Коврижкин сердито машет руками. Бумажки на столе всплывают, шевелятся.
Протасов придерживает листки локтем и устало улыбаясь говорит:
— Катился бы ты, Ефимыч! Видишь, сколько у меня тут делов всяких... Как-нибудь на-днях я с тобой потолкую. Иди, пожалуйста, путанная голова, не мешай!
27.
В зимнее бездельное время Архип в своей двадцатидвухдворовой Моге ходит по соседям, коротает ранние вечера, дымит вместе с другими трубкой и ведет путанные, смешливые, но порою вспыхивающие неожиданным раздражением беседы.
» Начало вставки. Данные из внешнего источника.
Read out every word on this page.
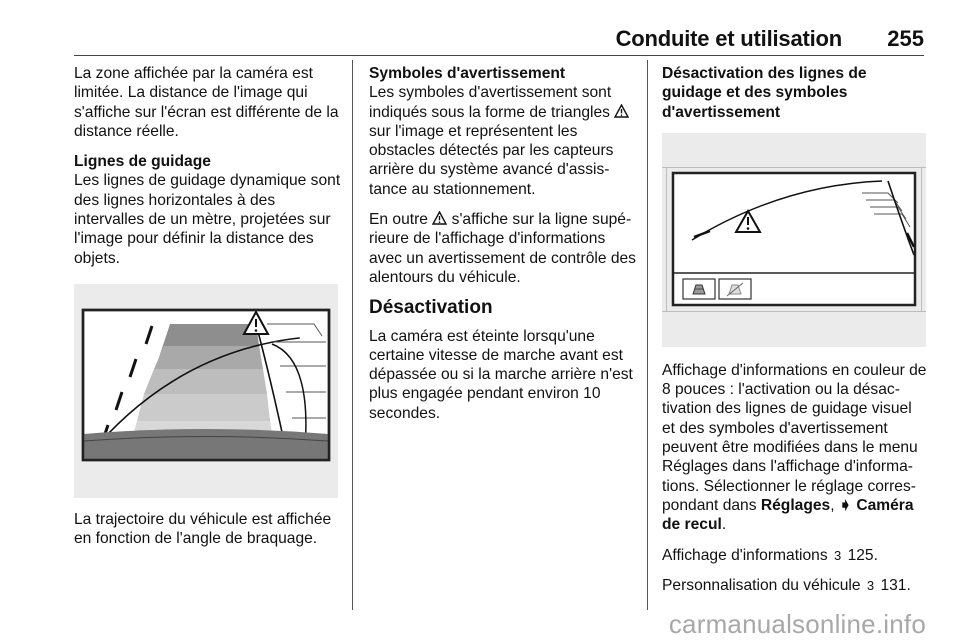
Conduite et utilisation 255

La zone affichée par la caméra est limitée. La distance de l'image qui s'affiche sur l'écran est différente de la distance réelle.

Lignes de guidage
Les lignes de guidage dynamique sont des lignes horizontales à des intervalles de un mètre, projetées sur l'image pour définir la distance des objets.

La trajectoire du véhicule est affichée en fonction de l'angle de braquage.

Symboles d'avertissement
Les symboles d'avertissement sont indiqués sous la forme de triangles  sur l'image et représentent les obstacles détectés par les capteurs arrière du système avancé d'assis-tance au stationnement.

En outre s'affiche sur la ligne supé-rieure de l'affichage d'informations avec un avertissement de contrôle des alentours du véhicule.

Désactivation

La caméra est éteinte lorsqu'une certaine vitesse de marche avant est dépassée ou si la marche arrière n'est plus engagée pendant environ 10 secondes.

Désactivation des lignes de guidage et des symboles d'avertissement

Affichage d'informations en couleur de 8 pouces : l'activation ou la désac-tivation des lignes de guidage visuel et des symboles d'avertissement peuvent être modifiées dans le menu Réglages dans l'affichage d'informa-tions. Sélectionner le réglage corres-pondant dans Réglages, ➧ Caméra de recul.

Affichage d'informations 3 125.

Personnalisation du véhicule 3 131.

carmanualsonline.info
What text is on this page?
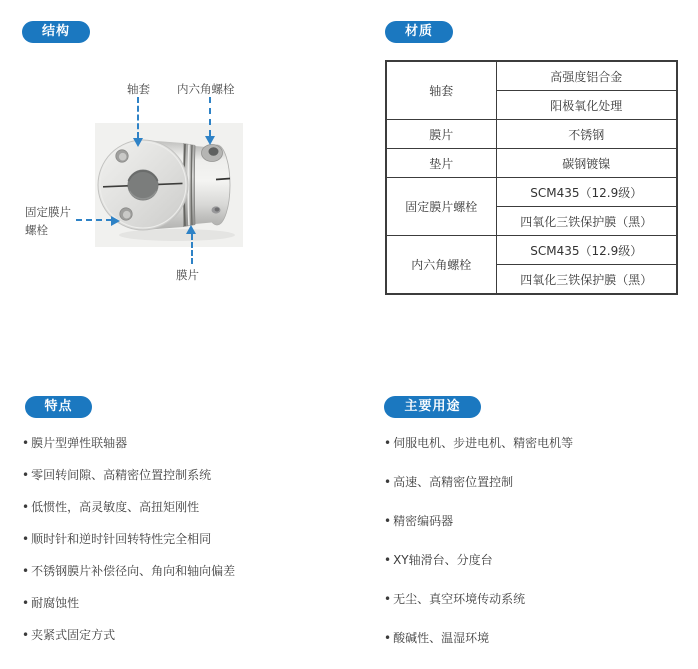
结构	材质
特点	主要用途
轴套 内六角螺栓
固定膜片
螺栓
膜片
轴套	高强度铝合金
	阳极氧化处理
膜片	不锈钢
垫片	碳钢镀镍
固定膜片螺栓	SCM435（12.9级）
	四氧化三铁保护膜（黑）
内六角螺栓	SCM435（12.9级）
	四氧化三铁保护膜（黑）
• 膜片型弹性联轴器
• 零回转间隙、高精密位置控制系统
• 低惯性，高灵敏度、高扭矩刚性
• 顺时针和逆时针回转特性完全相同
• 不锈钢膜片补偿径向、角向和轴向偏差
• 耐腐蚀性
• 夹紧式固定方式
• 伺服电机、步进电机、精密电机等
• 高速、高精密位置控制
• 精密编码器
• XY轴滑台、分度台
• 无尘、真空环境传动系统
• 酸碱性、温湿环境
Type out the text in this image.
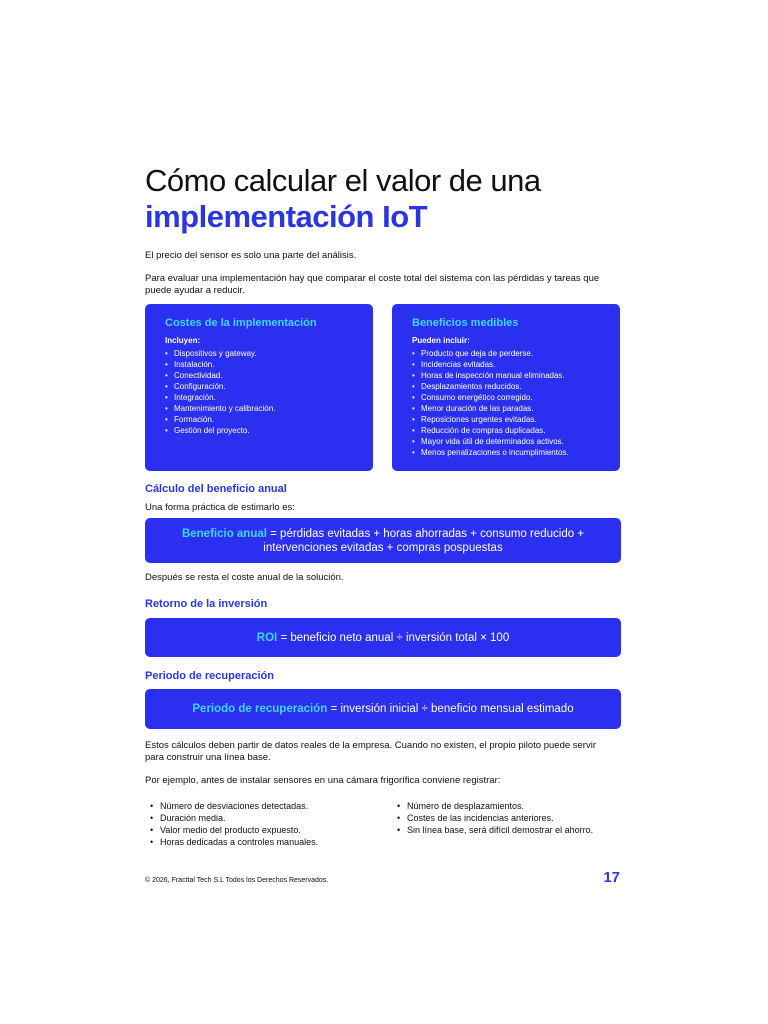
Cómo calcular el valor de una
implementación IoT

El precio del sensor es solo una parte del análisis.

Para evaluar una implementación hay que comparar el coste total del sistema con las pérdidas y tareas que puede ayudar a reducir.

Costes de la implementación

Incluyen:

• Dispositivos y gateway.
• Instalación.
• Conectividad.
• Configuración.
• Integración.
• Mantenimiento y calibración.
• Formación.
• Gestión del proyecto.
Beneficios medibles

Pueden incluir:

• Producto que deja de perderse.
• Incidencias evitadas.
• Horas de inspección manual eliminadas.
• Desplazamientos reducidos.
• Consumo energético corregido.
• Menor duración de las paradas.
• Reposiciones urgentes evitadas.
• Reducción de compras duplicadas.
• Mayor vida útil de determinados activos.
• Menos penalizaciones o incumplimientos.
Cálculo del beneficio anual

Una forma práctica de estimarlo es:

Beneficio anual = pérdidas evitadas + horas ahorradas + consumo reducido + intervenciones evitadas + compras pospuestas

Después se resta el coste anual de la solución.

Retorno de la inversión
ROI = beneficio neto anual ÷ inversión total × 100
Periodo de recuperación
Periodo de recuperación = inversión inicial ÷ beneficio mensual estimado

Estos cálculos deben partir de datos reales de la empresa. Cuando no existen, el propio piloto puede servir para construir una línea base.

Por ejemplo, antes de instalar sensores en una cámara frigorífica conviene registrar:

• Número de desviaciones detectadas.
• Duración media.
• Valor medio del producto expuesto.
• Horas dedicadas a controles manuales.
• Número de desplazamientos.
• Costes de las incidencias anteriores.
• Sin línea base, será difícil demostrar el ahorro.
© 2026, Fracttal Tech S.L Todos los Derechos Reservados.	17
Пятистенная Архипова изба — из кондового листвяка, прочерневшая и обветренная годами, сбилась на бок, в белой половине упали потолки, и потому сиротливо пустует она. Амбары во дворе стоят с настежь раскрытыми дверями, словно захлебнулись в крике, разинули рты. Ворота сорваны, и закрывает Василий двор на-ночь, чтоб чужая заблудящая скотина не забрела, жердью поперек покривившихся уцелевших столбов.
Архипово хозяйство еле держится. С полем и огородишкой управляются — сухая, костлявая, черная Василиса и Василий. А Архип беспечно оглядывает свой недостаток, аппетитно плюет и восхищенно урчит:
— Ну, и язвинская доля! Самый у нас, Василий Архипыч, настоящий пролетарий всех стран... Никаких буржуев!..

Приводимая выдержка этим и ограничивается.